New HUD Guidance Urges Housing Authorities to Reform Screening Policies

This past week HUD released new guidance to urge subsidized multifamily homes to consider less-discriminatory alternatives to current marketing, application processing, and waitlist management. In order to comply with Title VI, housing authorities must address unnecessary barriers to housing opportunity that disproportionately exclude individuals based on their race, color, or national origin.


In evaluating criminal records, the guidance specifically states,


"Housing providers must not use arrest records, and should consider the nature, severity, and recency of conviction records, as well as extenuating circumstances(for example, housing providers should not eliminate applicants based on convictions that are for minor offenses, unrelated to safety concerns for residents, or more than three years old)"


This builds off of HUD's 2016 "Guidance on the Application of Fair Chance Housing Standards to the Use of Criminal Records" and is in line with recommendations set forth by advocates and a report by the Shriver Center on Poverty Law, "When Discretion Meets Denial," from 2015.

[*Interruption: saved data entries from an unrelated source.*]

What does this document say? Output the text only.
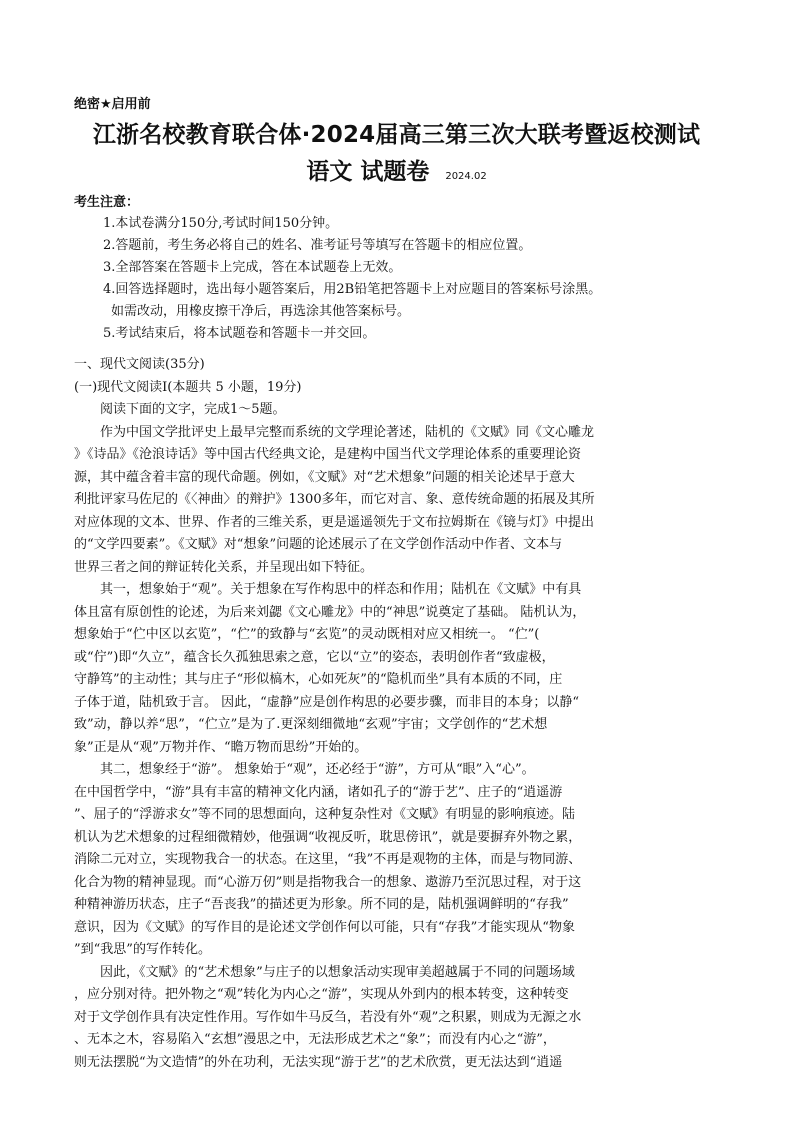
绝密★启用前
江浙名校教育联合体·2024届高三第三次大联考暨返校测试
语文 试题卷 2024.02
考生注意：
1.本试卷满分150分,考试时间150分钟。
2.答题前，考生务必将自己的姓名、准考证号等填写在答题卡的相应位置。
3.全部答案在答题卡上完成，答在本试题卷上无效。
4.回答选择题时，选出每小题答案后，用2B铅笔把答题卡上对应题目的答案标号涂黑。
如需改动，用橡皮擦干净后，再选涂其他答案标号。
5.考试结束后，将本试题卷和答题卡一并交回。
一、现代文阅读(35分)
(一)现代文阅读Ⅰ(本题共 5 小题，19分)
阅读下面的文字，完成1～5题。
作为中国文学批评史上最早完整而系统的文学理论著述，陆机的《文赋》同《文心雕龙
》《诗品》《沧浪诗话》等中国古代经典文论，是建构中国当代文学理论体系的重要理论资
源，其中蕴含着丰富的现代命题。例如，《文赋》对“艺术想象”问题的相关论述早于意大
利批评家马佐尼的《〈神曲〉的辩护》1300多年，而它对言、象、意传统命题的拓展及其所
对应体现的文本、世界、作者的三维关系，更是遥遥领先于文布拉姆斯在《镜与灯》中提出
的“文学四要素”。《文赋》对“想象”问题的论述展示了在文学创作活动中作者、文本与
世界三者之间的辩证转化关系，并呈现出如下特征。
其一，想象始于“观”。关于想象在写作构思中的样态和作用；陆机在《文赋》中有具
体且富有原创性的论述，为后来刘勰《文心雕龙》中的“神思”说奠定了基础。 陆机认为，
想象始于“伫中区以玄览”，“伫”的致静与“玄览”的灵动既相对应又相统一。 “伫”(
或“佇”)即“久立”，蕴含长久孤独思索之意，它以“立”的姿态，表明创作者“致虚极，
守静笃”的主动性；其与庄子“形似槁木，心如死灰”的“隐机而坐”具有本质的不同，庄
子体于道，陆机致于言。 因此，“虚静”应是创作构思的必要步骤，而非目的本身；以静“
致”动，静以养“思”，“伫立”是为了.更深刻细微地“玄观”宇宙；文学创作的“艺术想
象”正是从“观”万物并作、“瞻万物而思纷”开始的。
其二，想象经于“游”。 想象始于“观”，还必经于“游”，方可从“眼”入“心”。
在中国哲学中，“游”具有丰富的精神文化内涵，诸如孔子的“游于艺”、庄子的“逍遥游
”、屈子的“浮游求女”等不同的思想面向，这种复杂性对《文赋》有明显的影响痕迹。陆
机认为艺术想象的过程细微精妙，他强调“收视反听，耽思傍讯”，就是要摒弃外物之累，
消除二元对立，实现物我合一的状态。在这里，“我”不再是观物的主体，而是与物同游、
化合为物的精神显现。而“心游万仞”则是指物我合一的想象、遨游乃至沉思过程，对于这
种精神游历状态，庄子“吾丧我”的描述更为形象。所不同的是，陆机强调鲜明的“存我”
意识，因为《文赋》的写作目的是论述文学创作何以可能，只有“存我”才能实现从“物象
”到“我思”的写作转化。
因此，《文赋》的“艺术想象”与庄子的以想象活动实现审美超越属于不同的问题场域
，应分别对待。把外物之“观”转化为内心之“游”，实现从外到内的根本转变，这种转变
对于文学创作具有决定性作用。写作如牛马反刍，若没有外“观”之积累，则成为无源之水
、无本之木，容易陷入“玄想”漫思之中，无法形成艺术之“象”；而没有内心之“游”，
则无法摆脱“为文造情”的外在功利，无法实现“游于艺”的艺术欣赏，更无法达到“逍遥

In other words, housing authorities should adapt their screening policies to:

  • No longer use arrest records

  • Limit the amount of time a conviction is taken into consideration (also known as a lookback period) to no more than 3 years

  • Eliminate convictions for minor offenses and those unrelated to safety concerns for residents

  • Use an individualized approach with each applicant, taking into consideration the nature, severity, and recency of conviction and other circumstances

This follows a trend by housing authorities in the last decade to reassess the exclusionary and harmful policies enacted as part of the 1980s/90s "War on Drugs" agenda --- an agenda that ushered in our current era of mass incarceration.


HUD's recommendations are also informed by a growing research base that finds conviction history does not impact someone's ability to be a good tenant and neighbor. In reality, stable, safe, and affordable housing is a critical platform for people impacted by a conviction to rebuild their lives and be in positive relation with the community.